An antimatter-driven sail is a type of space sail in which the products of a matter-antimatter reaction are allowed to strike the inside surface of the sail and thus provide thrust (Fig 3). Evaluation of such a system has been carried out by Hbar Technologies with sponsorship by the NASA Institute for Advanced Concepts (NIAC), an institute of the Universities Space Research Association. The ultimate goal of the project is to identify the technological hurdles of dispatching a lightweight instrument package to another stellar system. First phase of work is foreseen as a "less demanding" mission: Sending a probe to the Kuiper belt in a decade's time. The company's work to date suggests that a small instrument payload could be sent out to a distance of 250 AU from the Sun in 10 years using 30 mg of anti-hydrogen. Preliminary calculations also indicate that a similar probe could be sent to the next star, Alpha Centauri, actually a triple star system, in 40 years using grams of antimatter.
VARIES (Vacuum to Antimatter Rocket Interstellar Explorer System) is an advanced space propulsion concept (Fig 4) proposed by Richard Obousy, cofounder and president of Icarus Interstellar Inc., that would use large solar arrays to generate power for extremely high-intensity lasers.5 These lasers would take advantage of a quantum effect known as Schwinger pair production to create particles of antimatter, which could be stored and used as fuel. This in-situ refueling process would be used at the vessel's destination to generate fuel for the return journey.
Schwinger pair production
A vacuum, which in classical physics is simply empty space, devoid of matter and energy, in quantum mechanics is shown to be replete with vast amounts of energy.

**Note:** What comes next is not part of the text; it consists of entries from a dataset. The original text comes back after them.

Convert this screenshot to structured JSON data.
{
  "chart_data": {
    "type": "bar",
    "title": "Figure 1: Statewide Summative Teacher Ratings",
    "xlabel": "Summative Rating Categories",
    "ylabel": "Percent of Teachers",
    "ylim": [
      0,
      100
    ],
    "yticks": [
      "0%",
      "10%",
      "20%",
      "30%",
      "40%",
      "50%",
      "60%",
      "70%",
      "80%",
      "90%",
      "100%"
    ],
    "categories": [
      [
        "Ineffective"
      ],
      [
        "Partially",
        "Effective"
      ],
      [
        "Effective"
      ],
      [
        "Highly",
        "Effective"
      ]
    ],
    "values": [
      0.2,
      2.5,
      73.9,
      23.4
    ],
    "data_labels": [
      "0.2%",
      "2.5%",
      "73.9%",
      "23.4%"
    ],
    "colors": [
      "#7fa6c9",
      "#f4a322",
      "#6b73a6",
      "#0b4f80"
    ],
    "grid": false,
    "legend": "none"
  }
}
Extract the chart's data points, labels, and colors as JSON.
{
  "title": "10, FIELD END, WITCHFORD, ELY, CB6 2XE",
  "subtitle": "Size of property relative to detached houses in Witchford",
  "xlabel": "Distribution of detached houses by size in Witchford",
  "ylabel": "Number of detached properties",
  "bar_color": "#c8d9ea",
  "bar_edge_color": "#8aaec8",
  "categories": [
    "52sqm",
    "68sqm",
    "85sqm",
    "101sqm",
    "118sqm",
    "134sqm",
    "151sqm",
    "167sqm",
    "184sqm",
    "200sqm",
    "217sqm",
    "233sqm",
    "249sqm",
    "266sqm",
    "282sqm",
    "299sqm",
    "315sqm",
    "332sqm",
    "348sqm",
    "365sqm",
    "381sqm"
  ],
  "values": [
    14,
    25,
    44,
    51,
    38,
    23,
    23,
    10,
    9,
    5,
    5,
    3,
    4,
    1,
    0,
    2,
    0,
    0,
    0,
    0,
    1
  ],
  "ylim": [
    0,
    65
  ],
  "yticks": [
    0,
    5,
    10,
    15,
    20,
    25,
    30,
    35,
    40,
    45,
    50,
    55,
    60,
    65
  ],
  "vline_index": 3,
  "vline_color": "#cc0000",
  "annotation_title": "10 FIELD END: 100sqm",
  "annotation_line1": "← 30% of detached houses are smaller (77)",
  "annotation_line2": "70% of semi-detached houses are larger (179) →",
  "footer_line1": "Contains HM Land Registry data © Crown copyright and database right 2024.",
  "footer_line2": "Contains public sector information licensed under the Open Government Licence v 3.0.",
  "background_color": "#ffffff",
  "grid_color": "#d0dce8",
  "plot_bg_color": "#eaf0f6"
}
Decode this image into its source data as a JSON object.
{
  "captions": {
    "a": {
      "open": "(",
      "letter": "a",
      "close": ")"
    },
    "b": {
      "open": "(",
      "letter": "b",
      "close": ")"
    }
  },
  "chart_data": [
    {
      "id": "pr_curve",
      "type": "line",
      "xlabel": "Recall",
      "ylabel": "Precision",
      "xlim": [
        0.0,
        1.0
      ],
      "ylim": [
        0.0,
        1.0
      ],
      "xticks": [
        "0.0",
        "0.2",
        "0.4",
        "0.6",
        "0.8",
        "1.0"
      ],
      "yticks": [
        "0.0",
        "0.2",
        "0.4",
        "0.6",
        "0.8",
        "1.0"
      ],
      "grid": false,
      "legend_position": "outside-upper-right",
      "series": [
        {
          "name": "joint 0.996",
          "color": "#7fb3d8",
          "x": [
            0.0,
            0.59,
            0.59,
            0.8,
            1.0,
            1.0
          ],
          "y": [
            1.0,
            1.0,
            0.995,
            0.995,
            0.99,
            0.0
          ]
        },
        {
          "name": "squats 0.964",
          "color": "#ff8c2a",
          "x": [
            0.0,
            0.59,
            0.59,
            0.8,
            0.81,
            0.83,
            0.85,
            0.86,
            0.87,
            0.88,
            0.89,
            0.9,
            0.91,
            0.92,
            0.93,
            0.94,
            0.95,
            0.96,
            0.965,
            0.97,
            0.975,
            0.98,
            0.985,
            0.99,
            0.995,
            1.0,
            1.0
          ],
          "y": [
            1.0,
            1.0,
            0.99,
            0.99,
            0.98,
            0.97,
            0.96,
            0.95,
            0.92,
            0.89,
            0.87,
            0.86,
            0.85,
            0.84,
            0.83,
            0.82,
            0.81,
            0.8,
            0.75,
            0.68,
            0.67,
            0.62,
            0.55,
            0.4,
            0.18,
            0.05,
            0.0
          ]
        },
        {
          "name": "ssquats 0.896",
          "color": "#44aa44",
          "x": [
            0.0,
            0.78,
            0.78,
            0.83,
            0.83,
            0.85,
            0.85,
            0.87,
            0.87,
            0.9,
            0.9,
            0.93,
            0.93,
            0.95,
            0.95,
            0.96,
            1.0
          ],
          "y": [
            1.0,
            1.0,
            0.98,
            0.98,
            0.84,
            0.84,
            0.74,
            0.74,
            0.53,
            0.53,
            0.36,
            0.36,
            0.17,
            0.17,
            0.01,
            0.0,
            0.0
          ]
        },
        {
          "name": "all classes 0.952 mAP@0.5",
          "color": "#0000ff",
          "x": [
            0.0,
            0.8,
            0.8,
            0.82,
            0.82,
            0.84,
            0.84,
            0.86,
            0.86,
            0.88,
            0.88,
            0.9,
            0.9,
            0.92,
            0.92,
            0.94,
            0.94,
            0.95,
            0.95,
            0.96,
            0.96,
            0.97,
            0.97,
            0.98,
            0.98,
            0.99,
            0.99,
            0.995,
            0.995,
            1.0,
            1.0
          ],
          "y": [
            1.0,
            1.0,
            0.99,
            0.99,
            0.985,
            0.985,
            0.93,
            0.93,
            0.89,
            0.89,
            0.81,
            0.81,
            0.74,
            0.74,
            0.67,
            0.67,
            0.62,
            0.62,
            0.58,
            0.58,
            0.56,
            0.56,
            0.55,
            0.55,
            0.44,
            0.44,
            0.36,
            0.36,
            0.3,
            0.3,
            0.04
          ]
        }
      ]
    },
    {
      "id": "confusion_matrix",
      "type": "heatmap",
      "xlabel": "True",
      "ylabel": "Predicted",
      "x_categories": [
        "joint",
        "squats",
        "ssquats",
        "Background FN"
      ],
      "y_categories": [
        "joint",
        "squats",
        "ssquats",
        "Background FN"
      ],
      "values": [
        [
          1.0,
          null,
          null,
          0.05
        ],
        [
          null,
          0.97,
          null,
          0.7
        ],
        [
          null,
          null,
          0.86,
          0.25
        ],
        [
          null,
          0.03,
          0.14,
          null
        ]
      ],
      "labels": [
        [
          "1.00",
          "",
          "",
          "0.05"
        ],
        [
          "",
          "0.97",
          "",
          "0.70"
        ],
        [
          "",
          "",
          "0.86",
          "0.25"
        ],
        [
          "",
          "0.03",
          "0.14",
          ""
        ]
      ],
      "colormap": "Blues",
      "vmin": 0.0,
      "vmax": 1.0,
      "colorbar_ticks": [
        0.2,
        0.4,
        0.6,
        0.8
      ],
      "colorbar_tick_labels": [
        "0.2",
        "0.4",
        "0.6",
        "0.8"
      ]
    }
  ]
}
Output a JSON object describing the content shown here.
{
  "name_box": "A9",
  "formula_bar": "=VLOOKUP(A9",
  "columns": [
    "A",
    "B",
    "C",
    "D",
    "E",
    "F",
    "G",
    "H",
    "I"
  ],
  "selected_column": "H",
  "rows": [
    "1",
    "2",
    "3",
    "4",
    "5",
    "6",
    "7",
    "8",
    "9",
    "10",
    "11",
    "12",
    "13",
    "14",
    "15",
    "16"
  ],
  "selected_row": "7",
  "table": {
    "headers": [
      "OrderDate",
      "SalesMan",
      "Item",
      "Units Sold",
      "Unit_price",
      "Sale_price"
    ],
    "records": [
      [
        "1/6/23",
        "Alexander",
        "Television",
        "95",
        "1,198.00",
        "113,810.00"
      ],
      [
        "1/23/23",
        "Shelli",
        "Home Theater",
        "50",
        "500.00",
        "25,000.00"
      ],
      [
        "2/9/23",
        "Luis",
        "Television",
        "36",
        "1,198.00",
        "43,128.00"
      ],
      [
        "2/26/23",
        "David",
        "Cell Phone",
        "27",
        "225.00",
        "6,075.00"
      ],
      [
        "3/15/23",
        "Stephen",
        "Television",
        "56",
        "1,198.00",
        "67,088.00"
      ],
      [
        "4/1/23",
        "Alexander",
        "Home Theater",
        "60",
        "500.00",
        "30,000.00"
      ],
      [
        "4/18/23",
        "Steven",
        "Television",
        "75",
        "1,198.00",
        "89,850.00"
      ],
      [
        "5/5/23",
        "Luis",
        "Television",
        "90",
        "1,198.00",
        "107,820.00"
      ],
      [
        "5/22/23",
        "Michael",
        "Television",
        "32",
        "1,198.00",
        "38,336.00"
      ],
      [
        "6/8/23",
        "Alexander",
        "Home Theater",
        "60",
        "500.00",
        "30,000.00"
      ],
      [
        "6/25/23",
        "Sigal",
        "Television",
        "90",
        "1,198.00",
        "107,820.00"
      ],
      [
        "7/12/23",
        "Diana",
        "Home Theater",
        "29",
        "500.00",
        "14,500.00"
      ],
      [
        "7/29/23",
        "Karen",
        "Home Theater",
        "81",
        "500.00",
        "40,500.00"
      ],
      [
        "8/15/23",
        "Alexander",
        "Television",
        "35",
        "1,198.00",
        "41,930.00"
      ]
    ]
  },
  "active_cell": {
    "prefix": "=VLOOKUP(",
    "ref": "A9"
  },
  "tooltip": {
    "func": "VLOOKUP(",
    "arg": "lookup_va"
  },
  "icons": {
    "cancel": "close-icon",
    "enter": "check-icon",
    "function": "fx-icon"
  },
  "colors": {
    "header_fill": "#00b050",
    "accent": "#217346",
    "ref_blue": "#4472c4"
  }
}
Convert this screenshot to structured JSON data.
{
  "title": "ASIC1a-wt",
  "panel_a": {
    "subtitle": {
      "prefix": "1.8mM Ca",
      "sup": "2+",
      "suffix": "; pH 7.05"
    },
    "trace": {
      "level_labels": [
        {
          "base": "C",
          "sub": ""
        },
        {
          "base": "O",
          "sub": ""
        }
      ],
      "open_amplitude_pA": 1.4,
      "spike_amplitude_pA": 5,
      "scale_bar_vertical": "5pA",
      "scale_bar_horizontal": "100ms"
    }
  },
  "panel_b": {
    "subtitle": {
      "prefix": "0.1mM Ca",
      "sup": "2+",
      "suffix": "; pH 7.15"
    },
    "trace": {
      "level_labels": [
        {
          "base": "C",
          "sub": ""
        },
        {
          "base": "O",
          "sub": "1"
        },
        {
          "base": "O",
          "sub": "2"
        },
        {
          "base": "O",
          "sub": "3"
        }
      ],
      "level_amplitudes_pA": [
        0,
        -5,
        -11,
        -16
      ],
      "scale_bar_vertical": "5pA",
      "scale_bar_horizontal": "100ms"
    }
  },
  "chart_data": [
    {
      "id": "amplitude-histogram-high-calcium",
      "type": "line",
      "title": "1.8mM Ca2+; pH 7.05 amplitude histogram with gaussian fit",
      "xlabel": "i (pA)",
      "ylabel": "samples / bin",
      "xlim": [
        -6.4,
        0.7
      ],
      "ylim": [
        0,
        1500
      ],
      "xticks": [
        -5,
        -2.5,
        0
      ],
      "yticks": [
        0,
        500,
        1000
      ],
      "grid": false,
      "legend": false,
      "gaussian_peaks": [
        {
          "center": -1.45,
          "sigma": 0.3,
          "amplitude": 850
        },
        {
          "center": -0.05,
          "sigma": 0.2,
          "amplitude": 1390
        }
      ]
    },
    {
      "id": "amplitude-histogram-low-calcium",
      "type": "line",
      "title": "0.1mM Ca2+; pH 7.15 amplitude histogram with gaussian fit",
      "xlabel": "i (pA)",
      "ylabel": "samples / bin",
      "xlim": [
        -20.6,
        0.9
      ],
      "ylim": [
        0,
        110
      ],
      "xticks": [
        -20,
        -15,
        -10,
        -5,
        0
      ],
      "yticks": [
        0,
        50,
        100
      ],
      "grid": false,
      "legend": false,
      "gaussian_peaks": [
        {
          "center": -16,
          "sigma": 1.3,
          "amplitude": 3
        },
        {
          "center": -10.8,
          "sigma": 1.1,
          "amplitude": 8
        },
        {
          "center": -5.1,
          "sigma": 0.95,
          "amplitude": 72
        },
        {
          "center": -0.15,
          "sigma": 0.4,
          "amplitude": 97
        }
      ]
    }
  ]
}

If these immense, hidden reserves of energy could be tapped, they would become available for challenging projects such as high-speed interstellar travel.
Following the discovery by Paul Dirac that a relativistic description of electrons implied the existence of an antiparticle to the electron, called the positron, the US physicist Julian Schwinger showed that, in theory, a sufficiently strong electric field would create electron-positron pairs out of the vacuum of space itself. In the VARIES concept, a starship would employ solar panels an immensely powerful laser to generate its own antimatter fuel using the light from an alien star, once it had arrived at its destination. A sufficient amount of antimatter having been created and stored, the VARIES starship would then be adequately fueled to begin its return trip to Earth.
1. Schmidt, G., Gerrish, H., Martin, J. J. "Antimatter Production for
Near-term Propulsion Applications," 1999 Joint Propulsion Conference.
2. Smith, G. A., et al. "Antiproton Production and Trapping for Space Propulsion Applications," unpublished paper. Read on-line here.
3. Forward, R. L. "Antiproton Annihilation Propulsion," Journal of Propulsion, 1 (5), 370-74 (1985).
4. Smith, G. A., Gaidos, G., Lewis, R. A., Meyer, K., and Schmid, T. "Aimstar: Antimatter Initiated Microfusion for Precursor Interstellar Missions," Acta Astronautica, 44 183-86 (1999). 5. Obousy, R. K. "Vacuum to Antimatter Rocket Interstellar Explorer System." JBIS 64, No.11/12, 378–386 (2011).